Q1. Tell us something about yourself?

I am an Italian chemical engineer, who’s always dreamt to work in pharma industry but never thought about supply chain! I am passionate about the job I do and I think that clinical supply managers are privileged to work in the R&D, as they have a look-ahead opportunity on the future of their company. I love running, listening music and reading novels. I like travelling and discovering new places with their history, heritage, costumes, traditions. I am a proud father of 2 girls, a toddler and a newborn and my personal mission is to spend as much time possible with them!

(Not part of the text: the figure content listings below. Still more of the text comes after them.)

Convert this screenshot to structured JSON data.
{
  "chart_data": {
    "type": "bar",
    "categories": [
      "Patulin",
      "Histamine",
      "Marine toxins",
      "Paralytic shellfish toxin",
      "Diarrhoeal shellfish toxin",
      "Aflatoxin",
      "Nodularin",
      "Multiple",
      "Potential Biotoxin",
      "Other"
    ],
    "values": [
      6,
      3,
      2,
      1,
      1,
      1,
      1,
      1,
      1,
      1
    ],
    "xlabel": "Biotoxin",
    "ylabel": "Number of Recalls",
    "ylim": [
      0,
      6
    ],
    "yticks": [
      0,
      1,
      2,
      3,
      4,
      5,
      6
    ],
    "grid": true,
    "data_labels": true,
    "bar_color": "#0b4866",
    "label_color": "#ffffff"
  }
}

Q2. Clinical demand forecasting is crucial in ensuring a seamless supply chain. Could you share some strategies and tools you use to effectively forecast clinical demand across various systems like SAP and N-side?

Clinical demand forecasting is very challenging because it’s affected by several and different variables, which are not always under our control. Proactivity and clear communication to stakeholders are key to use the correct assumptions and reduce as much as possible the inaccuracy that might impact the study. Forecasting system such as SAP or Nside, which I had the opportunity to use, can support our daily job and make it easier, faster and accurate. They also help on calling out potential supply risks, like stock outs, and giving the opportunity to create multiple scenarios. Scenarios assessment is very important as It allows me to evaluate how my supply plan is influenced by specific variables (e.g. shelf life, new enrollment projection etc.) and to engage my team on supply optimization opportunities that can reduce drug wastage globally.

Q3. Managing drug inventory for clinical trials is a critical responsibility. How do you optimize the production and distribution of clinical trial drugs to minimize waste and ensure timely availability for patients in the trials?

In my work experience I have always tried to reduce drug wastage at the minimum level possible. Sometimes that’s a bit of a challenge because it depends on how the trial performs, on the accuracy of enrollment projection. In my opinion, the key is to balance and compare forecasted data with actual data through systems like IRT. Assessing the differences between those will allow to optimize drug distribution, and subsequently to re-evaluate drug production schedule. This will also enable to leverage on stakeholders to further revisit trial strategy to improve it.